夏金澤能夠在這遠離故土的密支那立足,顯然不是泛泛之輩,頓時明白了,“王爺想將這些人弄到密支那來?可東岸的土地已經所剩無幾了呀”
張七笑道“東岸還有一些,關鍵是西岸還有大量荒廢的土地啊”
夏金澤猛地想到了什麽,“按照以前大明對於密支那宣撫司、烏鴉山安撫司的規定,東岸的土地全部屬於烏鴉山安撫司,西岸則屬於密支那宣撫司”
“他明目張膽要將人口遷到西岸來,擺明了是想要與楊文軒作對,或許是故意為之,拿掉他的三成盈利,又向西岸移民,肯定會徹底惹惱他”
“屆時我的寶石生意也做不成的,必定會起衝突,屆時他就有借口攻打楊文軒,進而將整個西岸之地也拿到手裏”
便道“王爺,有些情形您恐怕還不大明白,楊文軒控製的都是像猛養、孟拱、蠻莫這樣的河岸平地,大山之上還有不少小一些的山寨,這些人也不完全聽從楊文軒的”
“我等采掘玉石礦,雖然有楊文軒這位大土司許可,但歸根結底還是要與小土司打交道啊,若是惹惱了楊文軒,他就有可能授意小土司攻擊我的工匠,屆時就是煩不勝煩了”
“嗬嗬”,張七微微一笑,“不怕,我怕的就是他不煩,對了,我準備在北城進駐一千士兵,就是為了協助您鎮守此城”
“但凡有哪個小土司的人膽敢攻擊你的人,我就滅了那個土司,然後將其屬下農奴全部遷到西岸平地上來,若是楊文軒也敢如此,那就幹脆滅了他,然後向朝廷奏請撤銷他的土司職位,我等再扶持一個就是了”

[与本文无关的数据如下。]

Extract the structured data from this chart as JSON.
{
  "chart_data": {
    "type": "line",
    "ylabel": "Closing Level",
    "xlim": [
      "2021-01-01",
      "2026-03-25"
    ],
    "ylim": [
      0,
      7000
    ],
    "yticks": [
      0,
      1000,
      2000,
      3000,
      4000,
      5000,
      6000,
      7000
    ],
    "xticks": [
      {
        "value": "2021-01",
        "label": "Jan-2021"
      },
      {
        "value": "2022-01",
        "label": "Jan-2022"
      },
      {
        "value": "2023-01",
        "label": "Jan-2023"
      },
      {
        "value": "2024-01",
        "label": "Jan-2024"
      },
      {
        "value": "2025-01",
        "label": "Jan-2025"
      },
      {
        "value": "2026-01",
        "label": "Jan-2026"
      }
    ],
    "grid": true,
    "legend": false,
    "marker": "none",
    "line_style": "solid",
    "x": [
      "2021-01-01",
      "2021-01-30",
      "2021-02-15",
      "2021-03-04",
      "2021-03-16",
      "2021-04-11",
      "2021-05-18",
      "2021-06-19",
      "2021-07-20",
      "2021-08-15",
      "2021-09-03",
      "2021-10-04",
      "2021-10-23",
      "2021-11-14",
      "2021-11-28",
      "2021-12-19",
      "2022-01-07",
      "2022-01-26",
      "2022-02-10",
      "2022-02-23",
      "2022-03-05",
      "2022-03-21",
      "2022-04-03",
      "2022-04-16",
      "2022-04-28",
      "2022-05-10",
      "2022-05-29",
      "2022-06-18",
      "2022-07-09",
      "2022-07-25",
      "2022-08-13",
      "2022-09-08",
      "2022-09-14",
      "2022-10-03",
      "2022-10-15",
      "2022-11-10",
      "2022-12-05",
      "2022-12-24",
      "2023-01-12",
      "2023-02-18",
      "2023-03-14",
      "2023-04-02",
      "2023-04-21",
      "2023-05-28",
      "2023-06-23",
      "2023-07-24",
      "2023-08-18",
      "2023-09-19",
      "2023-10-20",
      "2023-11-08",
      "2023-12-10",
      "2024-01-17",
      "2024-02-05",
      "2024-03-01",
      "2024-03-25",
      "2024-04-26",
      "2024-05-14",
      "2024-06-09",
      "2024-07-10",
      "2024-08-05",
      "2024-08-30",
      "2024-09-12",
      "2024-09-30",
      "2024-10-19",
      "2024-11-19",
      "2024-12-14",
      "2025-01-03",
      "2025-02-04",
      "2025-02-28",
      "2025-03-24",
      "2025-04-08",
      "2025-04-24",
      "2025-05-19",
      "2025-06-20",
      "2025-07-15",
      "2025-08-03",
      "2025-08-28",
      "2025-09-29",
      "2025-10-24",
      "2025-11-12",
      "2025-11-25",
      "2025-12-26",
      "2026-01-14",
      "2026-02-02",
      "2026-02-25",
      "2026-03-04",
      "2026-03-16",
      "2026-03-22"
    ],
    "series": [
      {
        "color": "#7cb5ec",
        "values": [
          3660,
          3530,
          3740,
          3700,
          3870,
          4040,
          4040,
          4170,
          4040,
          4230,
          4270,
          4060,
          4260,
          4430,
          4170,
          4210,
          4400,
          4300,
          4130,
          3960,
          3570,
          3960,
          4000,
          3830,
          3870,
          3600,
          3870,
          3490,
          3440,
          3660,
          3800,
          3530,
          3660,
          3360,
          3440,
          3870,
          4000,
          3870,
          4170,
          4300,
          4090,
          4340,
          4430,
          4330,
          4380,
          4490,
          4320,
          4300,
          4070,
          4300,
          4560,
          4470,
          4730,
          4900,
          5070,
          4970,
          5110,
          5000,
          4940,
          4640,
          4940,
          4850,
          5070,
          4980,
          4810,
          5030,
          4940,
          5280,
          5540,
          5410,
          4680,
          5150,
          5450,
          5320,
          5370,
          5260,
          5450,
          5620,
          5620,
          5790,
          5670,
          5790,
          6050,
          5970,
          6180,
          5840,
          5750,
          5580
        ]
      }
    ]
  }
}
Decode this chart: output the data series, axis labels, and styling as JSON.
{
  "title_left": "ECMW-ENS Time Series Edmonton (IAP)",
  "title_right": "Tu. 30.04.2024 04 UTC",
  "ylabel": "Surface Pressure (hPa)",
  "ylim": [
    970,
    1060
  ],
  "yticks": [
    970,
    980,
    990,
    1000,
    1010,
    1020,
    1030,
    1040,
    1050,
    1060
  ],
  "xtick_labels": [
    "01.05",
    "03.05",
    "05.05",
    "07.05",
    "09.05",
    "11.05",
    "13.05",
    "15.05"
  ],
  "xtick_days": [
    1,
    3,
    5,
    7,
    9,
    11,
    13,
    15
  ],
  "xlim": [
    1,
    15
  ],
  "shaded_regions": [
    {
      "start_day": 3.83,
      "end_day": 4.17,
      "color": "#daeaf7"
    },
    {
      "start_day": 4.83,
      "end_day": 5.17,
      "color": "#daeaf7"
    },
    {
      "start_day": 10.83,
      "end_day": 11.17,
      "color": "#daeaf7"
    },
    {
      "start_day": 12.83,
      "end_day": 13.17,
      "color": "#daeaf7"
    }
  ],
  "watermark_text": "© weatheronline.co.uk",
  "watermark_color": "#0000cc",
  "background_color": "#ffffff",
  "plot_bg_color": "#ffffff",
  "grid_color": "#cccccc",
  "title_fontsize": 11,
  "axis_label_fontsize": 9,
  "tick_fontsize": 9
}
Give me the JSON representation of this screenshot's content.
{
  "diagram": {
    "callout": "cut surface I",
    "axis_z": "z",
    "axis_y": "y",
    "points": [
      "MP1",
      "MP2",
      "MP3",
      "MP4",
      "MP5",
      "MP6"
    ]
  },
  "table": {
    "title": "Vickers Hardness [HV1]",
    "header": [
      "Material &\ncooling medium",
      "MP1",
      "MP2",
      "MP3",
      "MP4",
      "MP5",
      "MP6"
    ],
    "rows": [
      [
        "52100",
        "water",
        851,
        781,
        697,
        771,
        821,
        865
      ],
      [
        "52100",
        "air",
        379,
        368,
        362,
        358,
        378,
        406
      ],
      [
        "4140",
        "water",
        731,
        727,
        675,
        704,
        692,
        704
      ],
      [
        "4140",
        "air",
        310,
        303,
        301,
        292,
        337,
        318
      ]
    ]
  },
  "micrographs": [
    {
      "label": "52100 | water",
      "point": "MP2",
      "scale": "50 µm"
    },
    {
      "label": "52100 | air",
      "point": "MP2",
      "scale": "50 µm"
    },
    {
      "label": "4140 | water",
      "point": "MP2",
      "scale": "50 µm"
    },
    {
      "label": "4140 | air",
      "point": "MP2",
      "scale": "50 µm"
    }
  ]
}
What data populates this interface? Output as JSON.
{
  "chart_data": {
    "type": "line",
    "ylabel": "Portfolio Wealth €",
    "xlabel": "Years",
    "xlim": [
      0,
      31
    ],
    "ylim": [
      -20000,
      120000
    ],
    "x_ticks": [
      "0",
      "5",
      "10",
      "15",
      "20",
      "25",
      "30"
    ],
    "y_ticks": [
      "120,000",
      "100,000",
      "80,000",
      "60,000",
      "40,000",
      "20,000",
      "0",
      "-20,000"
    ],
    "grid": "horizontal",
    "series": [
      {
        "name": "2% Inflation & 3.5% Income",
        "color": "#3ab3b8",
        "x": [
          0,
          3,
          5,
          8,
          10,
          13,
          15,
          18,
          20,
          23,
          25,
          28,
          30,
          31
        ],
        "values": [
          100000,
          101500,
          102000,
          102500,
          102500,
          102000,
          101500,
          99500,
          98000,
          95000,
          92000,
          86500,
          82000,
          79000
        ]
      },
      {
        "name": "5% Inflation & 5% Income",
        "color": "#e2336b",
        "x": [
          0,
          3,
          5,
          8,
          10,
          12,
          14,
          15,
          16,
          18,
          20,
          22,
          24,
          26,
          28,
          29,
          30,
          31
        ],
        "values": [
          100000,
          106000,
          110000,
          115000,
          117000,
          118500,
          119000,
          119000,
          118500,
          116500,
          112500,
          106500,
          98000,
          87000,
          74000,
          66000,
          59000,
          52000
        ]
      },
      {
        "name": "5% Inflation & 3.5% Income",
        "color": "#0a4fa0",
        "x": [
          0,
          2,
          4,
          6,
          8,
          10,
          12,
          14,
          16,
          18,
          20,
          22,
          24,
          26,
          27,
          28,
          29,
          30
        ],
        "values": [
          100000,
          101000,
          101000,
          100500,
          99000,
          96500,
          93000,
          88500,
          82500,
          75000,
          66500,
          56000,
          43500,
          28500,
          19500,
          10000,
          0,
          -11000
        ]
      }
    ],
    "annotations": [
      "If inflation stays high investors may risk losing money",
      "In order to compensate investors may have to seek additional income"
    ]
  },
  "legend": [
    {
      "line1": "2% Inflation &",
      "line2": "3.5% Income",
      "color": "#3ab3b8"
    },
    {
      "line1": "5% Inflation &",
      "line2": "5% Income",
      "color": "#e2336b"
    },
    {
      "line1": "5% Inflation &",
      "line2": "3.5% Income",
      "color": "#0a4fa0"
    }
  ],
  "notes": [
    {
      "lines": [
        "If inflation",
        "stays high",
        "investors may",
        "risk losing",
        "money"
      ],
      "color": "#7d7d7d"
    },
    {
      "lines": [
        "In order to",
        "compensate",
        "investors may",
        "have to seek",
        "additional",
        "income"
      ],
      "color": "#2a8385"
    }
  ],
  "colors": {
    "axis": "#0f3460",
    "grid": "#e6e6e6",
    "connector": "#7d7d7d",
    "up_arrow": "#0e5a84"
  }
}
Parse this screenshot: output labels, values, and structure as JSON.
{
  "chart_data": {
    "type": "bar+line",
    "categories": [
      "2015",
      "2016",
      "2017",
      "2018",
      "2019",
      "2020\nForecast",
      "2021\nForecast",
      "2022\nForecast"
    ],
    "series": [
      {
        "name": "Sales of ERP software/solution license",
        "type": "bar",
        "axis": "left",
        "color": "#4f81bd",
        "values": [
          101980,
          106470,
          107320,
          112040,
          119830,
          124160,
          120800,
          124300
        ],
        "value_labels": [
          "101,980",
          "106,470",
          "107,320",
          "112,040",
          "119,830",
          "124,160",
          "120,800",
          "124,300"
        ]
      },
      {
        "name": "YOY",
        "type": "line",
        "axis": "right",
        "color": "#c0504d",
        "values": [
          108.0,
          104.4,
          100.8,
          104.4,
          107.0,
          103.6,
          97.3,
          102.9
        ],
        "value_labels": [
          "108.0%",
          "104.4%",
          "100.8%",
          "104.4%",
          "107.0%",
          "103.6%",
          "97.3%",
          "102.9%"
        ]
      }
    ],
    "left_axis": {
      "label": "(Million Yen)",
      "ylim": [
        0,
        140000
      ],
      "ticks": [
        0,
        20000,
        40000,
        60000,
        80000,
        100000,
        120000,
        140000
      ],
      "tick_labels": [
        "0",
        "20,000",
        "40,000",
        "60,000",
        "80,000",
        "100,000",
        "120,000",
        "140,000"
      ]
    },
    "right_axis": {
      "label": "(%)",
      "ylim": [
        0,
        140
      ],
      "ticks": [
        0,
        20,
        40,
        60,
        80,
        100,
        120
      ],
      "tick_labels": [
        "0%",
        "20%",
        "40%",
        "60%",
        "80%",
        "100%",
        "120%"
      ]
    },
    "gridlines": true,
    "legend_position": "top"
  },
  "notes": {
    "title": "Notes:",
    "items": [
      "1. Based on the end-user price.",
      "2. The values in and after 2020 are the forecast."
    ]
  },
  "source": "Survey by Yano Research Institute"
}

夏金澤心理一凜,又看他胸有成竹的模樣,知道他已經打定了主意,自己怎麽說也拗不過他。
便在心裏歎了一口氣,“那王爺的第二件事呢?”
張七說道“你是知道的,我在南城開辦學校,急缺教師,聽聞令愛從下跟著你做生意,不但知書識禮,還精通算術,便想請她到南城女校擔任校長一職”
“女校?”
張七點點頭,“本王一開始本是準備將男女學童放在一起的,禁不住手下一些人反對,最後隻得分設兩校,男校的師資勉強夠用,但女校卻遠遠不夠,您看”
“我願意!”
還沒等夏金澤開口,夏小曦搶先答應了,臉上還洋溢著興奮。
“你住口!”
夏金澤卻厲聲打斷了她,然後又堆起笑容,“王爺,不是在下舍不得她,而是確實離不開他啊”
張七說道“聽說杜瓦麾下有掌櫃五名,賬房十幾名,跟著學習的夥計上百,怎會離不開夏小姐?”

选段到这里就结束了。